Mexico: Wildlife Destinations
Sea of Cortez
Sea of Cortez star species: Blue whale • Fin whale • Humpback whale • Common dolphin • Mobula ray • Whale shark
Join an expedition cruise to the Sea of Cortez (also known as the Gulf of California) and you will be entering seas that support one of the world’s greatest concentrations of cetaceans. They’re attracted here by plankton blooms sustained by nutrient-rich upwellings from a submarine maze of canyons and sea mounts. It’s all eyes on deck as you scan the deep azure waters for the 12m-tall spout of surfacing blue whales and the blows, breaches and flukes of fin, humpback, minke, sperm and Bryde’s whales. Common dolphins can often be seen in superpods 1,000 or more strong, while more elusive cetaceans include dwarf sperm whale, pygmy killer whale and orca. As well as whale watching, you may encounter huge 'swarms' of mobula rays (with individuals leaping out of the water) or stop at remote islands to visit fur seal and sea lion colonies. There will be opportunities for sea kayaking, snorkelling and birdwatching (desert specials include the gila woodpecker, crested caracara and Xantu’s hummingbird). For divers, meanwhile, there’s the chance of unforgettable encounters with manta rays, turtles, hammerhead and whale sharks.
Several operators offer wildlife voyages in the Sea of Cortez, including Naturetrek and WildOceans. Diving live-aboards include the Solmar V.Sea kayaking holidays in Loreto Bay and Isla del Carmen are run by Sea Kayak Adventures and Ecosummer.

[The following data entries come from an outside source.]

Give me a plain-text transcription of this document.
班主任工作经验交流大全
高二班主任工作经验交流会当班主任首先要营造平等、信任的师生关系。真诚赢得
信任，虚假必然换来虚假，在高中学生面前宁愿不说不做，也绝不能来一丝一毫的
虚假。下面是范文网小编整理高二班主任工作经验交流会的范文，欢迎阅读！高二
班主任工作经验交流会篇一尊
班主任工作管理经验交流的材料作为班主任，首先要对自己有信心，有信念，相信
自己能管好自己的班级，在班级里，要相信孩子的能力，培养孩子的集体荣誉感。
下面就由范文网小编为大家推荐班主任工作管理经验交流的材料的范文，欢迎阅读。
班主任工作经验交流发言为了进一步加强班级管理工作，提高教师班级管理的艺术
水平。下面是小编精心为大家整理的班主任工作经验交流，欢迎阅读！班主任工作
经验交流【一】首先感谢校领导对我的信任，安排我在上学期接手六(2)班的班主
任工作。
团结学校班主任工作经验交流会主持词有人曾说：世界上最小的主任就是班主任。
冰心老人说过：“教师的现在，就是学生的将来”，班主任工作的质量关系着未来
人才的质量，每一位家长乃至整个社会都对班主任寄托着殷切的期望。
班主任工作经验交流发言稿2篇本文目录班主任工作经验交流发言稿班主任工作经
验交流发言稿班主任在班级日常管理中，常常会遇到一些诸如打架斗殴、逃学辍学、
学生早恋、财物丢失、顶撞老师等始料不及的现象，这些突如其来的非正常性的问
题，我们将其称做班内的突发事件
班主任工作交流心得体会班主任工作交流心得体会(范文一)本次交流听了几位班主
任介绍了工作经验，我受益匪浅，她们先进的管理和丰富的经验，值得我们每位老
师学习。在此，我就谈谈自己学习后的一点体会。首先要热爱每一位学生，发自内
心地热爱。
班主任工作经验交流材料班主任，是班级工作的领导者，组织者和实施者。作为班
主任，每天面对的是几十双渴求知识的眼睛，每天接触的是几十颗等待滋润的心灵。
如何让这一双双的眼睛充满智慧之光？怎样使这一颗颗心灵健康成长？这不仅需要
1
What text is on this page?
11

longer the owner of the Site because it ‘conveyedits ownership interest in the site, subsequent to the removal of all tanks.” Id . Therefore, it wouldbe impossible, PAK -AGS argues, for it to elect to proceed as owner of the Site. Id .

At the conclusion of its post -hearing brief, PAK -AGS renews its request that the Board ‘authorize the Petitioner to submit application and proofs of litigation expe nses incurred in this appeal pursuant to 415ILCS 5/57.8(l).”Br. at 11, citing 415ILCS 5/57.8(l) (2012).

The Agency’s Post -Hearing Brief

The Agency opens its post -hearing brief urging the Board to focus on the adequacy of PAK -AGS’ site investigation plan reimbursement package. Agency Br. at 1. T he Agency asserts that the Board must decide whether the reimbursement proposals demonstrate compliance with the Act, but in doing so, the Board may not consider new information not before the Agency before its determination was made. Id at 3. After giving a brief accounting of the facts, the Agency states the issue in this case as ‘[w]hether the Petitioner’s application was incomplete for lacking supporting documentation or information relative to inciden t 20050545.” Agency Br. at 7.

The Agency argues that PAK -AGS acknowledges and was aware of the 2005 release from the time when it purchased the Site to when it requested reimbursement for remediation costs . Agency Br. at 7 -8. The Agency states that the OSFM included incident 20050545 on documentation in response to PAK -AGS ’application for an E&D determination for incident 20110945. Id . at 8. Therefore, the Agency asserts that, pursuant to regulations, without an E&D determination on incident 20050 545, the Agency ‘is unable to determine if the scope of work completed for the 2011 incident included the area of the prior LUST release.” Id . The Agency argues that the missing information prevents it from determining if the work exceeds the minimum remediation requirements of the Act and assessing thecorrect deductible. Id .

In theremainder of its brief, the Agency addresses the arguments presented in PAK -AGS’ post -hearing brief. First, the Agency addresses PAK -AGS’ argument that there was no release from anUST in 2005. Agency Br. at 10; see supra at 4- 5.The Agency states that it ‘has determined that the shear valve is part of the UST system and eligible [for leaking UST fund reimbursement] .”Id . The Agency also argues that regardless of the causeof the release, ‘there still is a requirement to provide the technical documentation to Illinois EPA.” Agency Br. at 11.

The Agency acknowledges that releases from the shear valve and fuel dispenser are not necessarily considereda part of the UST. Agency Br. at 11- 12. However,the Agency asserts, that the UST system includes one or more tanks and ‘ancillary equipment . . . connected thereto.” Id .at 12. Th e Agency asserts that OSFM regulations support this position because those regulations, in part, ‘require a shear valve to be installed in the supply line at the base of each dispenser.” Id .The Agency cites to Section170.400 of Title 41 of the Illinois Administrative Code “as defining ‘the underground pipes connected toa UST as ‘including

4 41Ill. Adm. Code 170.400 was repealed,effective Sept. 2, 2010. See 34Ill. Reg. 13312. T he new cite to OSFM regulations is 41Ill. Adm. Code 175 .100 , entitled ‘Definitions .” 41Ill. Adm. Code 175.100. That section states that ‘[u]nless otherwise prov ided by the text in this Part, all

Monarch Butterfly Sanctuaries
The 3,000m mountains of Michoacán province in central Mexico provide a winter refuge for hundreds of millions of monarch butterflies between October and February. Coating the branches of oyamel fir trees in shimmering cloaks of orange, black and white wings, the insects cluster together in a state of torpor. Come early spring, however, and the monarchs start to twitch and flutter as lengthening days and warmer temperatures cue their 3,000km migration north to the United States and Eastern Canada where females lay their eggs on milkweed plants. In late summer/early autumn, the insects return to Mexico again, completing the only annual, two-way migration in the butterfly world. Accessible from the town of Angangueo, El Rosario and Sierra Chincua monarch butterfly sanctuaries are two of the best places to witness the overwintering masses.